Written by: Dave Cantrell
Sometimes it’s just what you need, smart aggressive killer pop painted in great wide rocking strokes the underlying brushwork of which not only stands up to nuanced scrutiny but invites it with outstretched arms and an undeterrable confidence. In the case of Make Me Over, it’s as if the record, deep in its grooves, knows you need it and is only too eager to oblige. Such, anyway, is the impression gleaned from listening to the new release from Charleston four piece A Fragile Tomorrow.
Formed originally in New York’s Hudson Valley in 2003 by Sean and Dominic Kelly – twins afflicted with cerebral palsy as well as a wicked, go-for-the-jugular pop sense – and their brother Brendan (bassist Shaun Rhodes came on board in 2006), the band, through hard work and a singular drive, have built an ever-growing fan base around the world and among their peers, counting as admirers the Indigo Girls, a couple of Cowsills and members of the Bangles among many (many) others, not least the venerable Joan Baez. The Indigos and Baez, if fact, feature on Make Me Over‘s final track and that, you’ll have to agree, is no small credit to the lads’ inherent – and apparently magnetic – musical abilities.
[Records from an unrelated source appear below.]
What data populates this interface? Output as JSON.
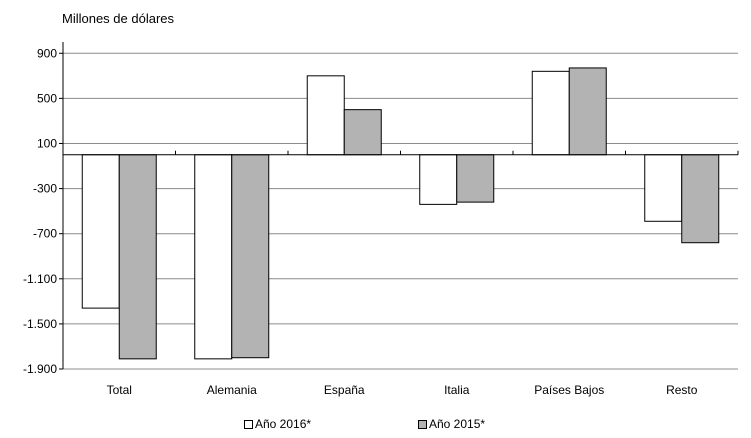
{
  "chart_data": {
    "type": "bar",
    "ylabel": "Millones de dólares",
    "categories": [
      "Total",
      "Alemania",
      "España",
      "Italia",
      "Países Bajos",
      "Resto"
    ],
    "series": [
      {
        "name": "Año 2016*",
        "values": [
          -1360,
          -1810,
          700,
          -440,
          740,
          -590
        ],
        "color": "#ffffff"
      },
      {
        "name": "Año 2015*",
        "values": [
          -1810,
          -1800,
          400,
          -420,
          770,
          -780
        ],
        "color": "#b3b3b3"
      }
    ],
    "ylim": [
      -1900,
      1000
    ],
    "yticks": [
      900,
      500,
      100,
      -300,
      -700,
      -1100,
      -1500,
      -1900
    ],
    "ytick_labels": [
      "900",
      "500",
      "100",
      "-300",
      "-700",
      "-1.100",
      "-1.500",
      "-1.900"
    ],
    "grid": true,
    "legend_position": "bottom"
  }
}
On this, their fifth album, A Fragile Tomorrow again draws on the echoes of predecessor spirits the dB’s, Big Star, even the Raspberries, with touches of, I dunno, Dwight Twilley and Todd Rundgren at his hit-making craftiest peeking out here and there. It’s no surprise, as you hear track after track animated by a gleaming pound and the sharp naturalism of a band fearlessly – shamelessly even – chasing hooks wherever they find them, that the likes of Peter Holsapple and Mitch Easter dot their résumé.
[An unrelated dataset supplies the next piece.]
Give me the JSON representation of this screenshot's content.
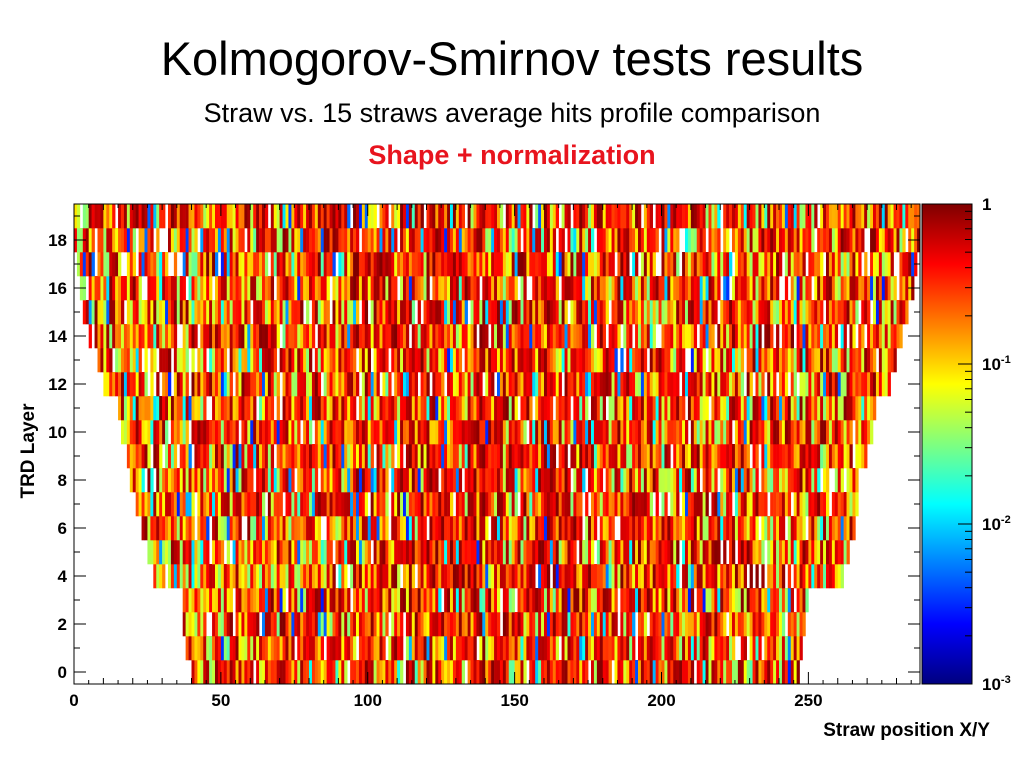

Going, in the first three tracks, from the music biz treadmill lament of “Make Me Over (Noddy Holder)” with its Beach Boy harmonies abutting bright aggro (which, indeed, is a bit Slade-ish even if the Noddy nod isn’t exactly in the form of a tribute) to the teenage jangle fest of “Tie Me Up Again” to “Billion”‘s layered, sex-positive pop romp that sounds like a Crowded House of mirrors surrounded by walls of sound, it’s all a bit dizzying which is to say dazzling which is to say no wonder they’ve attracted the attention of certain members of the rock aristocracy. Lightly keening ballad “In My Mind” aside, there is, as often as not, a kind of careeningness to the tracks on this record, a wildly flailing precision (if that makes any sense, which I think it will when you hear it) even as the song structures themselves are as solid as, well, rock. And have no doubt, primary songwriter Sean Kelly displays impeccable instincts here, the songs flow with exactly that classicism and panache we so admire in those antecedents mentioned above.
[promo photo by Tom Moore]“Kissing Games” sports a pop finery that’s not miles away from the pre-disco Bee Gees, that easy studio grandeur, “Tell Me How You Feel” floats a set of Eric Carmenized hooks to make its broken-hearted point with an aching grace, “Hit Parade” hits with the jubilant force of early Cheap Trick even as the words – perhaps a bit too broadly – lash out again at the glossy grind of being in a media-anointed band. “Can’t You Hear Me,” like most tracks on MMO, bristles with a bright complexity of elements in the service of that finest of specimens, the head-knocking pop-rock bauble whose power derives from the dark doubt of its lyric. Most intriguing is “Siouxsie,” a fanboy mash note to the deathless Brompton goth queen that, while not abandoning the band’s trademark wham-a-lam MO, is nonetheless suitably clothed in a more (eye)shadowy sheen, subtly appointed with some ghostly undertones of synth and braced by a phalanx of slash-chime guitar. Not a departure so much as a trippy day-trip to moodier climes, it would claim album highlight honors were it not for the Baez-accompanied “One Way Ticket (coda),” enlisting the time-untouched legend to conspire on her late brother-in-law Richard Fariña’s slow-romping, bluesy slice of country rock jangle, a version that, in it’s coda-within-the-coda, drifts into a state of backporch delirium that had me jotting down in my initial notes ‘JJ Cale in an “Eight Miles High” mood.’ Embracing the history it’s simultaneously updating, it’s as fine a finale as A Fragile Tomorrow or their listeners cold hope fo. In short (and as usual for this band), promise delivered.
In that album-opening title salvo Sean asks rhetorically “What if I…hung up my paisley shirt and silver pants and said ‘Fuck art, let’s dance?'” and though the artistry is indeed self-apparent here – and one doubts the splashy sartorial choices will be dispensed with anytime soon and good on ’em – the spirit thriving inside that sentiment, despite the shake-things-up yearn behind it, is exactly what invigorates and drives this record. I say get it, we could all use it.